A Comissão de Segurança Pública do Senado aprovou nesta terça-feira (1º) dois projetos de lei que ampliam as hipóteses de legítima defesa no Brasil, beneficiando especialmente pessoas armadas e agentes de segurança pública. As propostas, que agora seguem para análise da Comissão de Constituição e Justiça (CCJ), têm gerado forte reação de entidades da sociedade civil e especialistas em direitos humanos.

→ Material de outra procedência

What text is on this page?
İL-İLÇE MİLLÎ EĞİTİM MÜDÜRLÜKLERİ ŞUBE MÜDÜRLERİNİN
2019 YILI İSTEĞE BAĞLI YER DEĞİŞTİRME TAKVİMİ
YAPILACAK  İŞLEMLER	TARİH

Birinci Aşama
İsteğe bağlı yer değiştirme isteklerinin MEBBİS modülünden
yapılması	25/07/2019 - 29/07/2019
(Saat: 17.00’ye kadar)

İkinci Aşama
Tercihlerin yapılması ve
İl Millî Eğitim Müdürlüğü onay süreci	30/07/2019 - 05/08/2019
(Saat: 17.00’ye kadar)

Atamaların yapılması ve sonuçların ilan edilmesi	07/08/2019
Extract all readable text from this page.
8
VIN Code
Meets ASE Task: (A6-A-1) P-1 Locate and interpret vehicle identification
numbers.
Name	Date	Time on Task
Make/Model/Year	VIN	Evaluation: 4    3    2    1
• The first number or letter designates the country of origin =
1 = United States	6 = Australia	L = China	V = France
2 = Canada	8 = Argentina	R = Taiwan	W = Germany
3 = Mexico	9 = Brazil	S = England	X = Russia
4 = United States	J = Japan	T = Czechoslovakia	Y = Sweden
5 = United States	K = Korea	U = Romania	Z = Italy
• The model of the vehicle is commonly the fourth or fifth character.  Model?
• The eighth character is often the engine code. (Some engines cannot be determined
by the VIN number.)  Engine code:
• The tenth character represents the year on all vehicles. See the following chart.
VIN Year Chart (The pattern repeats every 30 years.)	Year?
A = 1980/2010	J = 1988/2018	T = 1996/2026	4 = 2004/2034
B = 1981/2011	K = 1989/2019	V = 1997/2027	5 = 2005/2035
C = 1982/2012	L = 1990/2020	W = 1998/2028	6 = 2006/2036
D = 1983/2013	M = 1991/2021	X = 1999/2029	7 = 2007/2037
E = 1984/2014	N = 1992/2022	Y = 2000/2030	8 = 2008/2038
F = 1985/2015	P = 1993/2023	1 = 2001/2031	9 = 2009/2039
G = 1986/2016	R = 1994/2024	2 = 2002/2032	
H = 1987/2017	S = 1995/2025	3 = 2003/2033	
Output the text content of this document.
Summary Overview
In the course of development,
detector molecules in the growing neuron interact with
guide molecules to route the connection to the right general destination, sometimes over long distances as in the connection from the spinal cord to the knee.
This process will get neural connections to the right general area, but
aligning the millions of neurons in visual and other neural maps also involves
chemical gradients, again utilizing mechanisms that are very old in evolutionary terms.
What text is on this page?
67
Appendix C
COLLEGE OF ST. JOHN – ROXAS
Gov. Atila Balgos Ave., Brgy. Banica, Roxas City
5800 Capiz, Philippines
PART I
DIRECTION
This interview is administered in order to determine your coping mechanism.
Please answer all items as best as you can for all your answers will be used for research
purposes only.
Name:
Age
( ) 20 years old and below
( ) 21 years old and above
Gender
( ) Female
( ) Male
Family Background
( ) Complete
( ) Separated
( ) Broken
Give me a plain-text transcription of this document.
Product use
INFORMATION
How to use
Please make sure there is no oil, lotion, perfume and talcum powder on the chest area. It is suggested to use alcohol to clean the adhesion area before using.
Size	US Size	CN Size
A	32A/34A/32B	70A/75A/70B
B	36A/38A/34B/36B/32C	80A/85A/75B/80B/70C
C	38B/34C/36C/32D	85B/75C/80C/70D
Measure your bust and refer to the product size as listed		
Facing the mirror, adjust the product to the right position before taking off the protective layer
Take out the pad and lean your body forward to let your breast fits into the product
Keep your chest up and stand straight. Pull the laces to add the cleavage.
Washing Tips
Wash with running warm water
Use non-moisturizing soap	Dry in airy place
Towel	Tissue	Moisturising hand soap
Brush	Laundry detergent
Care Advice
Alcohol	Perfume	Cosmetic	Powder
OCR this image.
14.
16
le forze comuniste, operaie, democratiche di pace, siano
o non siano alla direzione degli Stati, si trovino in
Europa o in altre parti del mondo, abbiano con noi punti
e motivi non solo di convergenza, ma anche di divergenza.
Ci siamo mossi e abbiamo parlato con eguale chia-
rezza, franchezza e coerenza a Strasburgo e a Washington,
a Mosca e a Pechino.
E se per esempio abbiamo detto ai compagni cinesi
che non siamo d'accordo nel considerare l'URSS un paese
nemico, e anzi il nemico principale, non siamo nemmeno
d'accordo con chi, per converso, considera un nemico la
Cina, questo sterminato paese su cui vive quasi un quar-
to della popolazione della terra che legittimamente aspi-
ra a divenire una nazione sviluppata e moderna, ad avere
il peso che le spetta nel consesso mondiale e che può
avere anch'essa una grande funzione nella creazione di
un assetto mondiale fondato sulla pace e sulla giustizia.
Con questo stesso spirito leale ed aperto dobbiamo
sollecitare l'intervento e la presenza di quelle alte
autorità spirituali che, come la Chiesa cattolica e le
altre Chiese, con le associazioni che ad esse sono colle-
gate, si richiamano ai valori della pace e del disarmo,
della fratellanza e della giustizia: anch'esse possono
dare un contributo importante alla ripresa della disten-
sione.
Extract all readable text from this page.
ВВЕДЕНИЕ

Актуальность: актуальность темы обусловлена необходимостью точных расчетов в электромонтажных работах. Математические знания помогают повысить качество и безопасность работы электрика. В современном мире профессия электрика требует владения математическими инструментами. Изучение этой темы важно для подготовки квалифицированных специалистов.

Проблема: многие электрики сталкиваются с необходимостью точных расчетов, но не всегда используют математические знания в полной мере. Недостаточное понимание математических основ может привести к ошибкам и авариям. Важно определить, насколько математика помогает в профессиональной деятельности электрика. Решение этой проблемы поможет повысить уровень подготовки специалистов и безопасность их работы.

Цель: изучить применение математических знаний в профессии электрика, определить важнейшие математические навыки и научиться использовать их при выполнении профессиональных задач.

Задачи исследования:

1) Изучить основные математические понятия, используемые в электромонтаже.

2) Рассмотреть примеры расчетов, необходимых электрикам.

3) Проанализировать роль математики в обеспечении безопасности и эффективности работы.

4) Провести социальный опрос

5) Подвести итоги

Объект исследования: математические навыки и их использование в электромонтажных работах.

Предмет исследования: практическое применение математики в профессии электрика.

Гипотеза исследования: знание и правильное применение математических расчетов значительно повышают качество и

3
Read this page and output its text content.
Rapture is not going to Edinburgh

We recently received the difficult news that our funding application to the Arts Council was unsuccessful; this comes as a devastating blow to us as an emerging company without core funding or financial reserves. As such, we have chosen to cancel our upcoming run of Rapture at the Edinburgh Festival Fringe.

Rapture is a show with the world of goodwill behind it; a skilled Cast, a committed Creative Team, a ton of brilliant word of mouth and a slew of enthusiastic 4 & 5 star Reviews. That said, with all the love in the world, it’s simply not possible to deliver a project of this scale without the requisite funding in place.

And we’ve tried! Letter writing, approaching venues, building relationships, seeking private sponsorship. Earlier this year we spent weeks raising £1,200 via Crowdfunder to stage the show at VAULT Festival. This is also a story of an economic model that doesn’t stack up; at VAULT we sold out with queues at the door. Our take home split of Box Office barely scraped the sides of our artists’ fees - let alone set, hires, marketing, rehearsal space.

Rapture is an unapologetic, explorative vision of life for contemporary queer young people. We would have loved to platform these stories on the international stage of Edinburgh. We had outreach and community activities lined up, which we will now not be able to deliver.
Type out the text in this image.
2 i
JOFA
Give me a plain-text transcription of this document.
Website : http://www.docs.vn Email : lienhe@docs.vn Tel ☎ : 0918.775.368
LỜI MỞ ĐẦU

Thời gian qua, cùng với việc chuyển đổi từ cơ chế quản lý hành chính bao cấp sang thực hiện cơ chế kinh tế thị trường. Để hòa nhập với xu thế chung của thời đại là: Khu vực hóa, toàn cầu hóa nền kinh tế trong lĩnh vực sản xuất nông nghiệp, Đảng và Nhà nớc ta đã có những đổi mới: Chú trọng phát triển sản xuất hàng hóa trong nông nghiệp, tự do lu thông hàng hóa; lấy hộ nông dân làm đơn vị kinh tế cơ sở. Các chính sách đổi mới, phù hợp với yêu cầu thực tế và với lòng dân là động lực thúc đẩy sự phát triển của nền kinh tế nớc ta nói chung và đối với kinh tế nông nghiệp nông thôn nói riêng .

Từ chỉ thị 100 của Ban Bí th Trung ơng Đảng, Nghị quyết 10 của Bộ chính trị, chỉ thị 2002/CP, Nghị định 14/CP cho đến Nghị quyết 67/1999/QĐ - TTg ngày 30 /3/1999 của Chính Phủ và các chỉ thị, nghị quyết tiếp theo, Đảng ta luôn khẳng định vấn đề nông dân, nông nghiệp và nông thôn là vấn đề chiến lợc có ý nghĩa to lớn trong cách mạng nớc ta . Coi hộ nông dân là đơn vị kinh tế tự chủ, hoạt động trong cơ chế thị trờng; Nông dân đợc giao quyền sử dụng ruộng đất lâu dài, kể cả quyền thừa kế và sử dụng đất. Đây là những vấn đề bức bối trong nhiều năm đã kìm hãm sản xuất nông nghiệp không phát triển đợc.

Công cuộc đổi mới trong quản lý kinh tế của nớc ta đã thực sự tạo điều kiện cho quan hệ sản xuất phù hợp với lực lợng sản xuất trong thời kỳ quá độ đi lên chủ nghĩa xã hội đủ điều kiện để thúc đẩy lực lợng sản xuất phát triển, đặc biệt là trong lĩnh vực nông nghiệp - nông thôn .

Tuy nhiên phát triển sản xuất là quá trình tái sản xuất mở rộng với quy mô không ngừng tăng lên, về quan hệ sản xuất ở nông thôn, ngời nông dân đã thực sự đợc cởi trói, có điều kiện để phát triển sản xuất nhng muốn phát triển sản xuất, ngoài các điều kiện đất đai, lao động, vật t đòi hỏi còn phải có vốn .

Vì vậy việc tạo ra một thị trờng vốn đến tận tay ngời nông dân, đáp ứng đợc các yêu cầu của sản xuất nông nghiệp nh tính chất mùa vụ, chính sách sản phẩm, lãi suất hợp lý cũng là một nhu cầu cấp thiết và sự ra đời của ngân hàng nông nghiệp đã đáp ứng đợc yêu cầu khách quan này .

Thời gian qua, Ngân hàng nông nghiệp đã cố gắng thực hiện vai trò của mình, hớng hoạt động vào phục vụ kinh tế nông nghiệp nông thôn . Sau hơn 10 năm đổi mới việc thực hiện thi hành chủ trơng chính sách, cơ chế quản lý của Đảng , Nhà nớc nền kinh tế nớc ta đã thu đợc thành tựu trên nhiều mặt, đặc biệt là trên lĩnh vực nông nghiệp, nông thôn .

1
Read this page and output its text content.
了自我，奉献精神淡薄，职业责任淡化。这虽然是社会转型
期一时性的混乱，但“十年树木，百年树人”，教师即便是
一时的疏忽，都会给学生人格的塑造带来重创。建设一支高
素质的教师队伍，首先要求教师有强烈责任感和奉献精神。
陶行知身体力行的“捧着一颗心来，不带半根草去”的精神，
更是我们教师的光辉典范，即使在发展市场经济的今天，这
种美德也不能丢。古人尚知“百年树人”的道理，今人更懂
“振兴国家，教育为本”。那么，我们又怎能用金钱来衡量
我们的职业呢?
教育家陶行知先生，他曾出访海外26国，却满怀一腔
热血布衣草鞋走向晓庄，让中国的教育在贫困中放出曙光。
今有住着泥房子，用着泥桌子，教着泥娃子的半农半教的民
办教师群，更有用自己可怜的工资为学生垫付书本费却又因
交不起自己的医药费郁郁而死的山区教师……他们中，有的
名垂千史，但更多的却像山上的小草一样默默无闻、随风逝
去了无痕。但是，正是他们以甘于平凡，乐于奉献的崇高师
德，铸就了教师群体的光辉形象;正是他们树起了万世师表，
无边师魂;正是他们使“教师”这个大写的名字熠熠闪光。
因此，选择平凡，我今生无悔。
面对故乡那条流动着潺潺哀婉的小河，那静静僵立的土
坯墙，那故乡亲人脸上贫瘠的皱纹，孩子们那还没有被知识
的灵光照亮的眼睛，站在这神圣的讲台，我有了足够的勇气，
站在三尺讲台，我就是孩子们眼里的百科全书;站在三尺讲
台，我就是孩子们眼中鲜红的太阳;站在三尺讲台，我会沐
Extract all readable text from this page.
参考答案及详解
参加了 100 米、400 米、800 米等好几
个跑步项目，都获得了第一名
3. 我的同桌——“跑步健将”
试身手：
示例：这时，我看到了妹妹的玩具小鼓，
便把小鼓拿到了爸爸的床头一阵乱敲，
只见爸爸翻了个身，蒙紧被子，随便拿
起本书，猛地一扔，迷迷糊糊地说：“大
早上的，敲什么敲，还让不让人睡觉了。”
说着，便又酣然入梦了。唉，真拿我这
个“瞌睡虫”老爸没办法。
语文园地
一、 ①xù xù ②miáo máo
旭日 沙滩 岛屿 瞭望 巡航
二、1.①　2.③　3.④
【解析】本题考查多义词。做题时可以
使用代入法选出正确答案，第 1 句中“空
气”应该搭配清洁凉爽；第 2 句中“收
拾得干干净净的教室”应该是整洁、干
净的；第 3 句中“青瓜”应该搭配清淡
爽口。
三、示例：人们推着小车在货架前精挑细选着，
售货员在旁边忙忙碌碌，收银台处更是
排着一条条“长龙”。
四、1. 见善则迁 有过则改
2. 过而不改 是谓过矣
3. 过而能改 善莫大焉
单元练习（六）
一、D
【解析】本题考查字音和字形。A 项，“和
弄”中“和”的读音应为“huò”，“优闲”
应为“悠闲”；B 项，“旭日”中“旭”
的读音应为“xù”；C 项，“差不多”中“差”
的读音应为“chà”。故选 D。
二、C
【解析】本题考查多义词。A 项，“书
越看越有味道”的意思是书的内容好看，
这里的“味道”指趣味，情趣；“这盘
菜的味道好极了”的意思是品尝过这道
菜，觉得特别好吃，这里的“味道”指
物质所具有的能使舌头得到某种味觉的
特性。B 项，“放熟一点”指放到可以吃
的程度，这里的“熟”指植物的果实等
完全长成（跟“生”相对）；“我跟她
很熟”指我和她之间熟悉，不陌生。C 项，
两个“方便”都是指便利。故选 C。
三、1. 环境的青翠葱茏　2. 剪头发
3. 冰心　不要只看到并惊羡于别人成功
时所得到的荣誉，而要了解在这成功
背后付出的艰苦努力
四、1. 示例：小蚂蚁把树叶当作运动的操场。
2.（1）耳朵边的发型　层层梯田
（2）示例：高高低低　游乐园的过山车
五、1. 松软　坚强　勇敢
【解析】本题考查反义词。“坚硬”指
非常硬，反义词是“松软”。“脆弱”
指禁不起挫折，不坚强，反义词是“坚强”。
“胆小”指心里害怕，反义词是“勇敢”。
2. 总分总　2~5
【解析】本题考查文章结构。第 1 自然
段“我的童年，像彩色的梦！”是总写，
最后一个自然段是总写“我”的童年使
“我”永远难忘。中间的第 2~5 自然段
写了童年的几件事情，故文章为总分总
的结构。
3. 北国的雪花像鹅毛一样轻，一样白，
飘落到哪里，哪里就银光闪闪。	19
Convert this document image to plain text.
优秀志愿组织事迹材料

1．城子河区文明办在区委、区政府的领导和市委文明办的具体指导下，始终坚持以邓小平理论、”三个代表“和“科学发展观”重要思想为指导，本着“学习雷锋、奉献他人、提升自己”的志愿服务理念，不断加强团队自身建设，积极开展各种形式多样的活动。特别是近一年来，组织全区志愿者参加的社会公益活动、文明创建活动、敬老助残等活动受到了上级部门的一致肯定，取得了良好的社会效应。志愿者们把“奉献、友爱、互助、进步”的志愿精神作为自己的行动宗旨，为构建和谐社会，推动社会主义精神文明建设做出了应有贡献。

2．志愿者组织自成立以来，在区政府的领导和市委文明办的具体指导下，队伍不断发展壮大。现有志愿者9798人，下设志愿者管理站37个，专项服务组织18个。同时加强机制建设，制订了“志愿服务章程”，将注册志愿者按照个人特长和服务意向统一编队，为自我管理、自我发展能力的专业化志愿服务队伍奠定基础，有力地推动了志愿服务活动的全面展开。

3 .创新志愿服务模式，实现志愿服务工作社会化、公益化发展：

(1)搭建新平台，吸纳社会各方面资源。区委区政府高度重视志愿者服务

O primeiro projeto, apresentado pelo senador Wilder Morais (PL-GO) e relatado por Flávio Bolsonaro (PL-RJ), isenta de responsabilidade criminal e civil quem usar força letal para impedir invasões a residências, imóveis ou veículos, próprios ou de terceiros. A medida se baseia em legislações americanas e, segundo seus autores, visa oferecer mais segurança jurídica para quem reage diante de uma ameaça.
Flávio Bolsonaro justificou a proposta afirmando que se trata de proteger quem age “em legítima defesa”, evitando processos e punições para cidadãos que reagem em situações de suposto risco. A votação foi simbólica e aprovada sem resistência entre os senadores da comissão.
No entanto, a proposta foi criticada por 148 organizações da sociedade civil, que divulgaram um manifesto denunciando os riscos de aumento da violência e da desigualdade social e racial. As entidades apontam que experiências semelhantes em outros países resultaram em mais homicídios e na consolidação de uma lógica de segurança pública privatizada e seletiva.
O segundo projeto aprovado é de autoria do senador Carlos Viana (Podemos-MG), também com relatoria de Flávio Bolsonaro. A proposta amplia a interpretação da legítima defesa para agentes de segurança pública envolvidos em situações de “conflito armado” ou “risco iminente”, inclusive quando há reféns.
A redação do texto, contudo, preocupa especialistas. Entidades de direitos humanos alertam que termos vagos como “conflito armado” e “risco iminente” podem abrir margem para abusos, especialmente em abordagens policiais em territórios periféricos. Dados do Fórum Brasileiro de Segurança Pública indicam que, em 2023, o Brasil registrou 6.393 mortes por intervenções policiais — quase o triplo do número de uma década atrás.
As propostas reacendem o debate sobre o equilíbrio entre proteção a cidadãos e a necessidade de preservar garantias constitucionais e o controle da letalidade policial. Para as organizações contrárias aos projetos, os textos ignoram o contexto brasileiro, marcado por desigualdades históricas e altos índices de violência policial, principalmente contra jovens negros e moradores de comunidades vulneráveis.